Santa Marta, 27 de abril — Como financiar a transição energética em economias ainda dependentes de petróleo e gás foi o foco de um painel de alto nível nesta segunda (27), reunindo representantes de governos subnacionais e nacionais durante a conferência sobre transição além dos combustíveis fósseis. A discussão partiu de um diagnóstico comum: embora as soluções tecnológicas já existam, o financiamento da transição segue sendo um dos principais gargalos, especialmente no nível local.
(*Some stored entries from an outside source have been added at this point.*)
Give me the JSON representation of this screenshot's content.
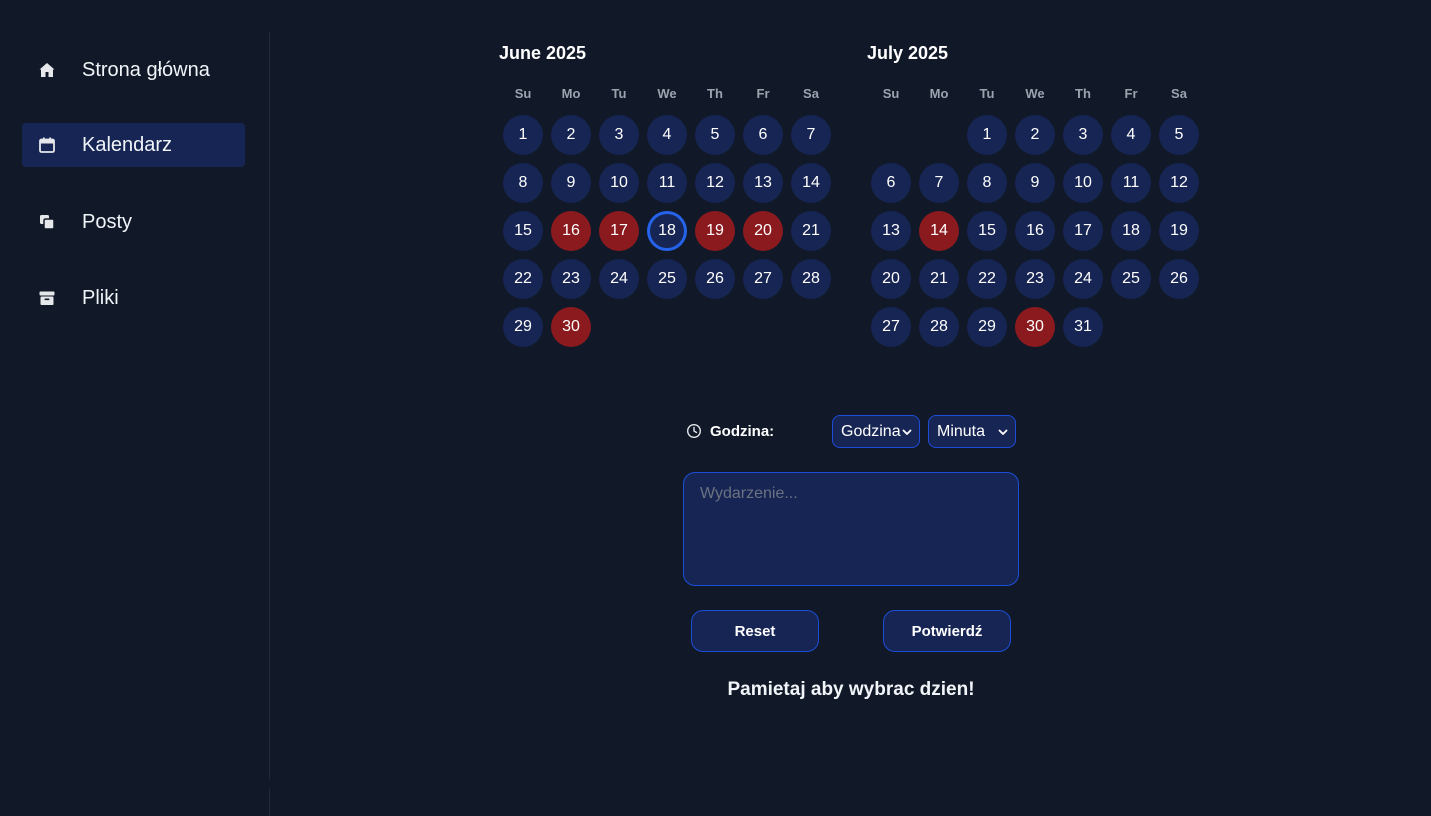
{
  "sidebar": {
    "items": [
      {
        "label": "Strona główna",
        "icon": "home-icon",
        "active": false
      },
      {
        "label": "Kalendarz",
        "icon": "calendar-icon",
        "active": true
      },
      {
        "label": "Posty",
        "icon": "copy-icon",
        "active": false
      },
      {
        "label": "Pliki",
        "icon": "archive-icon",
        "active": false
      }
    ]
  },
  "calendar": {
    "weekdays": [
      "Su",
      "Mo",
      "Tu",
      "We",
      "Th",
      "Fr",
      "Sa"
    ],
    "months": [
      {
        "title": "June 2025",
        "first_weekday": 0,
        "days": 30,
        "busy_days": [
          16,
          17,
          19,
          20,
          30
        ],
        "selected_day": 18
      },
      {
        "title": "July 2025",
        "first_weekday": 2,
        "days": 31,
        "busy_days": [
          14,
          30
        ],
        "selected_day": null
      }
    ],
    "colors": {
      "day": "#172554",
      "busy": "#8b1a1f",
      "selected_ring": "#2563eb"
    }
  },
  "time": {
    "label": "Godzina:",
    "hour_select": "Godzina",
    "minute_select": "Minuta"
  },
  "event": {
    "placeholder": "Wydarzenie..."
  },
  "buttons": {
    "reset": "Reset",
    "confirm": "Potwierdź"
  },
  "reminder": "Pamietaj aby wybrac dzien!"
}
O painel buscou responder como governos regionais podem substituir receitas fósseis, lidar com restrições fiscais e, ao mesmo tempo, avançar em metas climáticas. Entre os temas centrais estiveram a dificuldade de acessar capital a custos viáveis, a ausência de instrumentos financeiros adaptados ao nível subnacional e o desalinhamento entre fluxos globais de investimento e as necessidades da transição em países em desenvolvimento.

Ao longo da sessão, os participantes apresentaram experiências concretas e prioridades distintas, desde a diversificação econômica em regiões dependentes de petróleo até estratégias de inovação e competitividade em economias mais avançadas. Houve também críticas ao modelo atual de financiamento climático e defesa de compensações para países que preservam ativos ambientais estratégicos.

O debate sobre financiamento da transição já aponta para uma disputa mais profunda: quem vai capturar os ganhos industriais da economia pós-fóssil.

Espírito Santo, Brasil
O estado brasileiro destacou o uso de receitas de petróleo para financiar a diversificação econômica e reduzir a dependência de combustíveis fósseis.

“Começamos com US$ 100 milhões em recursos públicos. Sabemos que o recurso público não é suficiente. O desafio é usar esses fundos para atrair capital privado e viabilizar a diversificação da economia”, disse Gabriela Vichi, diretora-executiva do Banco de Desenvolvimento do Espírito Santo (BANDES).

Delta do Niger, Nigéria
A delegação destacou o desafio de alinhar transição energética com geração de empregos, especialmente para a população jovem.

“O nosso foco é levar a transição para os territórios e para as comunidades — porque é ali que estão os empregos e o futuro dessa agenda”, afirmou o representante do Ministério de Desenvolvimento Regional da Nigéria, em nome do ministro Abubakar Momoh.

Califórnia, Estados Unidos
A representante californiana enfatizou o papel de políticas públicas estáveis na atração de investimentos e na manutenção da competitividade.

“Temos um plano para atingir a neutralidade de carbono até 2045. A transição já está em curso — o que precisamos é de políticas estáveis que deem previsibilidade ao mercado e permitam escalar os investimentos”, disse Sara Ittelson, da Agência de Proteção Ambiental da Califórnia.

Quebec, Canadá
O enviado climático da província destacou a decisão política de abandonar a exploração fóssil e criticou a falta de financiamento global.

“Estamos enfrentando um inimigo comum, mas ainda não conseguimos mobilizar o financiamento necessário. Enquanto isso, há dinheiro abundante para outras prioridades, como a guerra, mas não encontramos dinheiro para enfrentar o maior desafio comum, que é o clima”, afirmou Jean Lemire, enviado climático de Quebec.

Azuay, Equador
O representante equatoriano defendeu que países com grandes ativos naturais devem ser compensados por seu papel na estabilização do clima global.“Não se trata apenas de financiamento — trata-se de compensar quem protege.”, disse Juan Cristóbal Lloret, prefeito (prefect) da província de Azuay.